Estas redes energéticas están en la base de la selección natural. Y dicha selección natural tiene
lugar cuando se produce una variación heredable en eficacia (utilidad): capacidad para sobrevivir
en competencia, colaboración, reproducirse y morir; capacidad que se representa en términos de
probabilidades estadísticas como especie, es decir, población de organismos que comparten
información con barreras biológicas propias de identidad y diferenciación, que dotan a esta
comunidad orgánica de sistemas de emparejamiento, mutación, migración, deriva genética al azar
y recombinación.

El proceso evolutivo, con su dinámica de selección natural que pone en interacción nuestra carga
genética individual con el entorno epigenético, nos ha dotado de emergencias cognitivas de mayor
competitividad hasta lograr duplicar nuestra condición de sapiens, ubicándonos privilegiadamente
en el género sapiens. Gracias a las emergencias cognitivas “El ser humano ajusta su conducta para
maximizar su eficacia" (hipótesis promovida por Alexander, 1979-1987).

Con este plus de cognición, los seres humanos superamos las condiciones adaptativas al ambiente
que compartimos con todos los organismos o seres vivos del planeta, haciendo progresiva y
simultáneamente una doble ganancia: adaptar el ambiente a nuestras necesidades reales o
presuntas y tomar conciencia moral de nuestro ser en el mundo. Las dos ganancias van juntas, son
inseparables y generadoras de novedades simbólicas que estructuran el mundo de la cultura.

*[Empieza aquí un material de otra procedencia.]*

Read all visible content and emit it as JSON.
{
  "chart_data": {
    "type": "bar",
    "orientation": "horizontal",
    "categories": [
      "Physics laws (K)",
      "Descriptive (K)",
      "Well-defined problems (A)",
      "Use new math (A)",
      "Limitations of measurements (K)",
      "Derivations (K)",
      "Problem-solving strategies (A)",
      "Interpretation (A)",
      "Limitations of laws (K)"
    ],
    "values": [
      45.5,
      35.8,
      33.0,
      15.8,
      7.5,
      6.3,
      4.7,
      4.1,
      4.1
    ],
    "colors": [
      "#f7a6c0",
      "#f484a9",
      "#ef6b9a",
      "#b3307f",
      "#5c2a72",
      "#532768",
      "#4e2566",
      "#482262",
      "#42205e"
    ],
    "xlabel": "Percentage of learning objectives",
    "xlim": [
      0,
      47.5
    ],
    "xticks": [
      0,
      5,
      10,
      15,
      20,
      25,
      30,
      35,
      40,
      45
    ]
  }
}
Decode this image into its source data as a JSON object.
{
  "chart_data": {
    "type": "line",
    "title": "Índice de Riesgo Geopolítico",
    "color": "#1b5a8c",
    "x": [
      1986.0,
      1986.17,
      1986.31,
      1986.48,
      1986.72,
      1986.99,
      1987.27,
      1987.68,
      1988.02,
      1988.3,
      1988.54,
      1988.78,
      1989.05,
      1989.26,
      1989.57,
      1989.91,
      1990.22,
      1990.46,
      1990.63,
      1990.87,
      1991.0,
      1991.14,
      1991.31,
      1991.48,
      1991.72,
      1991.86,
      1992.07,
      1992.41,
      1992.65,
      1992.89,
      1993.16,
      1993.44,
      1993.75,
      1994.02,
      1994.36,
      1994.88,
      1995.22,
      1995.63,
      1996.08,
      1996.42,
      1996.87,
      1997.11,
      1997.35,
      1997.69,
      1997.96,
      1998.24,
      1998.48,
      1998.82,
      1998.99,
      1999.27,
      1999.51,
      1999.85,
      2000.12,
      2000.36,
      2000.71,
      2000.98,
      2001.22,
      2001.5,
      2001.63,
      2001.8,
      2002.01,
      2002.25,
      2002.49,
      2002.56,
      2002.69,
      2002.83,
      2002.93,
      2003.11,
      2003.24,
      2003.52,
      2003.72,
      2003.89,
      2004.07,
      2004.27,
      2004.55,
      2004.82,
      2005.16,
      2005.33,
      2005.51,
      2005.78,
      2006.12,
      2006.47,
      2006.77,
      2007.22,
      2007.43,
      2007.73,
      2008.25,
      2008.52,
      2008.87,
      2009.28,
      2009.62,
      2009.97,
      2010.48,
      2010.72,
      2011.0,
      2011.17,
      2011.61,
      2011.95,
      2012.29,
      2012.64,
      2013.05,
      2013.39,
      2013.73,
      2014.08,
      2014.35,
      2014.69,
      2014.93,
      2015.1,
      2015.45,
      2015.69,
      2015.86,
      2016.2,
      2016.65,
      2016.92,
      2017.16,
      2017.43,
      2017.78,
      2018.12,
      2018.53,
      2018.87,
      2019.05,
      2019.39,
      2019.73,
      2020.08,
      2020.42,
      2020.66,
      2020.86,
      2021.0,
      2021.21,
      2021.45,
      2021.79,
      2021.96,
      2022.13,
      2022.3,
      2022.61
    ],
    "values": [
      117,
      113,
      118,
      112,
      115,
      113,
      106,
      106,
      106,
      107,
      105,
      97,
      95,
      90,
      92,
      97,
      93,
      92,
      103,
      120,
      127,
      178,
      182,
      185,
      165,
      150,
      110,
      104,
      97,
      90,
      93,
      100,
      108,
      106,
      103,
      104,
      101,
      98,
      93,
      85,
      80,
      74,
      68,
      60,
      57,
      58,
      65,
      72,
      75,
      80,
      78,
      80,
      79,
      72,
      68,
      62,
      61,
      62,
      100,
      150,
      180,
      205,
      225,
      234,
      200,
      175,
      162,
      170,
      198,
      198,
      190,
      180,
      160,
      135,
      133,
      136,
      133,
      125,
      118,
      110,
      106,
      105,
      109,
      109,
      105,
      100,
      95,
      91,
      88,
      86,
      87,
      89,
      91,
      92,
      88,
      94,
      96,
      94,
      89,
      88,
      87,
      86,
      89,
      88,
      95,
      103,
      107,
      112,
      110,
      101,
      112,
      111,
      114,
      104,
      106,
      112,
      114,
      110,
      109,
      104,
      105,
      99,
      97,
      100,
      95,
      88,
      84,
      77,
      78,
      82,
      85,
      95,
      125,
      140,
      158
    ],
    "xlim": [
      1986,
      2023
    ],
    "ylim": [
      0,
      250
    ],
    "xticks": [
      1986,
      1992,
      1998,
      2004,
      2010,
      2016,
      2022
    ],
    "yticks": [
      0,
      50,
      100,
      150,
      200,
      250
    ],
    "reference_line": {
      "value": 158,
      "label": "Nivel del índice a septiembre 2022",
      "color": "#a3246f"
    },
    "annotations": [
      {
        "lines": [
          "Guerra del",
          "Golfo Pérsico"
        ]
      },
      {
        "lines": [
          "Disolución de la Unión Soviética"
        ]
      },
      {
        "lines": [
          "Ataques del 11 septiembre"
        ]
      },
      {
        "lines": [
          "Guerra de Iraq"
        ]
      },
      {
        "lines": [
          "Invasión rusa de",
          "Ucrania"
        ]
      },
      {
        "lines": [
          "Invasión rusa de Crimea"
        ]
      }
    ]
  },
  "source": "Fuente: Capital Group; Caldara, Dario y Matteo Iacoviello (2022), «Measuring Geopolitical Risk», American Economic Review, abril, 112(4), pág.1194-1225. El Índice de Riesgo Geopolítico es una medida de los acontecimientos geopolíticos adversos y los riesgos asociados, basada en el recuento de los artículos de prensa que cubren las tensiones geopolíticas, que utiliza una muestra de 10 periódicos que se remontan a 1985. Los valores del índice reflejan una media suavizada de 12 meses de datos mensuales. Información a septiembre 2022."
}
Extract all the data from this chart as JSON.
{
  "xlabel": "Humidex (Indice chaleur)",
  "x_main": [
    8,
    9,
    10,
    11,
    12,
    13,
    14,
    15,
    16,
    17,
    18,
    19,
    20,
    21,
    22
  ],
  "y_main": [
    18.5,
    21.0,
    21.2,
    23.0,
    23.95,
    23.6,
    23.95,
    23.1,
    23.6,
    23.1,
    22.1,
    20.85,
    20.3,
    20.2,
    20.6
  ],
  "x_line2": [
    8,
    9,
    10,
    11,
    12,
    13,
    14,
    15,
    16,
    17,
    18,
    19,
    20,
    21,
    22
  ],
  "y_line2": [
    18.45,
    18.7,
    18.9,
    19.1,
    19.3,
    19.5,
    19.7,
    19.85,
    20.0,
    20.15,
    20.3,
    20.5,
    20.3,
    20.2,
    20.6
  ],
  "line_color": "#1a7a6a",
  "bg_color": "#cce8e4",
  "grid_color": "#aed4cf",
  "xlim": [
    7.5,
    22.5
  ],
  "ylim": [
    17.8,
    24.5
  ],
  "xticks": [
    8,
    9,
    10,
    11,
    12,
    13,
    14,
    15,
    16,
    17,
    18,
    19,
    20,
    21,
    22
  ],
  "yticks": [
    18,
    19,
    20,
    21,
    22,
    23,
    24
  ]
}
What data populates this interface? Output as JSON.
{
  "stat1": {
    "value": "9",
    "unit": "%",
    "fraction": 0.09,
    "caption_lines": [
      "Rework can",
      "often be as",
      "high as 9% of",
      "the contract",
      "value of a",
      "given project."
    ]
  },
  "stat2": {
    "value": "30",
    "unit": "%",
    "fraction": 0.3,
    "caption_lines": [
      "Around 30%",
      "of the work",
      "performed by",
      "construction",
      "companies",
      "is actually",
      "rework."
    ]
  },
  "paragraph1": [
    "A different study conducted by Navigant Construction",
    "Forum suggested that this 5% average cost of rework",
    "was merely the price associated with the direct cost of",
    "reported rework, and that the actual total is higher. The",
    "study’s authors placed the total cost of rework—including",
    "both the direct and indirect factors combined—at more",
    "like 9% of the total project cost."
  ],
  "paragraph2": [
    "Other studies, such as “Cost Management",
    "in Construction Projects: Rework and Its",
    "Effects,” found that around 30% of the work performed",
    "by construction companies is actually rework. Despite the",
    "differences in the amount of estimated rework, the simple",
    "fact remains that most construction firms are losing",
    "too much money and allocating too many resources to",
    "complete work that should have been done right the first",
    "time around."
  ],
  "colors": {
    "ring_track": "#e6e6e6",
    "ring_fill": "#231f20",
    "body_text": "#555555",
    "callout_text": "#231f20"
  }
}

Ambas están mediadas por acciones instrumentales del hombre con el hábitat, a través de las
cuales el hombre se apropia del hábitat para modificarlo en beneficio propio y también se apropia
de sí mismo para dotarse de sentido existencial. Este proceso evolutivo biológico-cultural conlleva
cambios, tanto entrópicos como autopoiésicos, hacia niveles de mayor complejidad, transidos
siempre por el caos, el azar y la necesidad.